Anja Suša, who has international directing assignments, is leading the production of Tove Ditlevsen's eclectic, autofictional trilogy. According to Svenska Dagbladet, the theatre makes memories from the past reformulated into an elusive now. The production features innovative staging techniques, with every scene created as a gestural figure.
In one key moment, the little girl Tove's fringe comes loose, and when it is placed on the mother or brother, other actors take on the poet role and fantasize the scene we see. Another scene shows 20-year-old Tove, a maid in a Hitler-loving bourgeois family, crouching under a table and describing the cramped space as her maid's room. The entire ensemble holds Tove like a marionette in her first childbirth, where she stands alienated before a small bundle of cloth representing a child.
It is a complete fireworks display of scenic incidents when Anja Suša enters Tove Ditlevsen's universe.

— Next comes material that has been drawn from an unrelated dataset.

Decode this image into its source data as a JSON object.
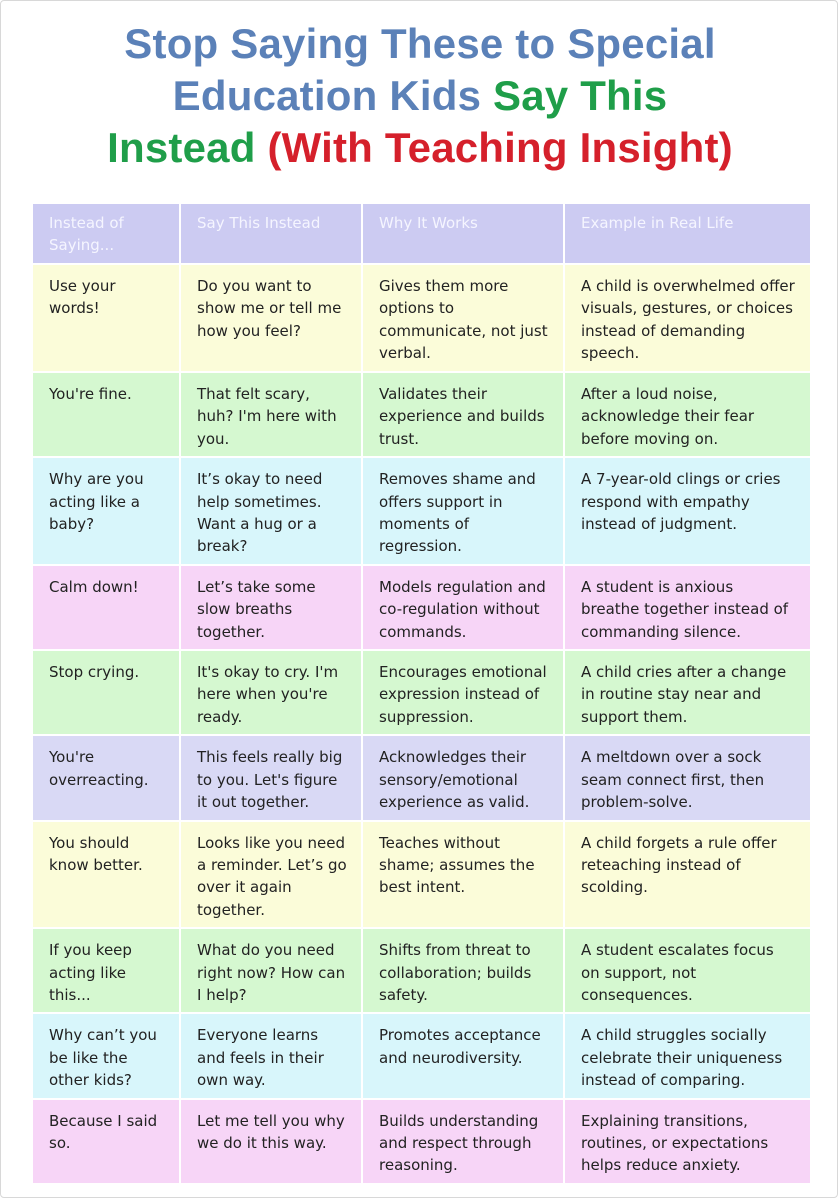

The exact date of the production and how audiences or critics have received it remain unknown, as do specific international assignments Suša has undertaken. It is also unclear if there are upcoming shows or tour dates, or what other works by Ditlevsen have been adapted for the stage.
Suša, who besides her own international directing assignments is a professor in theatre direction at Stockholm University of the Arts, could use 'The Copenhagen Trilogy' at Intiman in Malmö as a prime example of the possibilities in scenic design.
Everything in Ditlevsen's eclectic, autofictional trilogy can be transformed into physical forms.
The theatre makes memories from the past reformulated into an elusive now.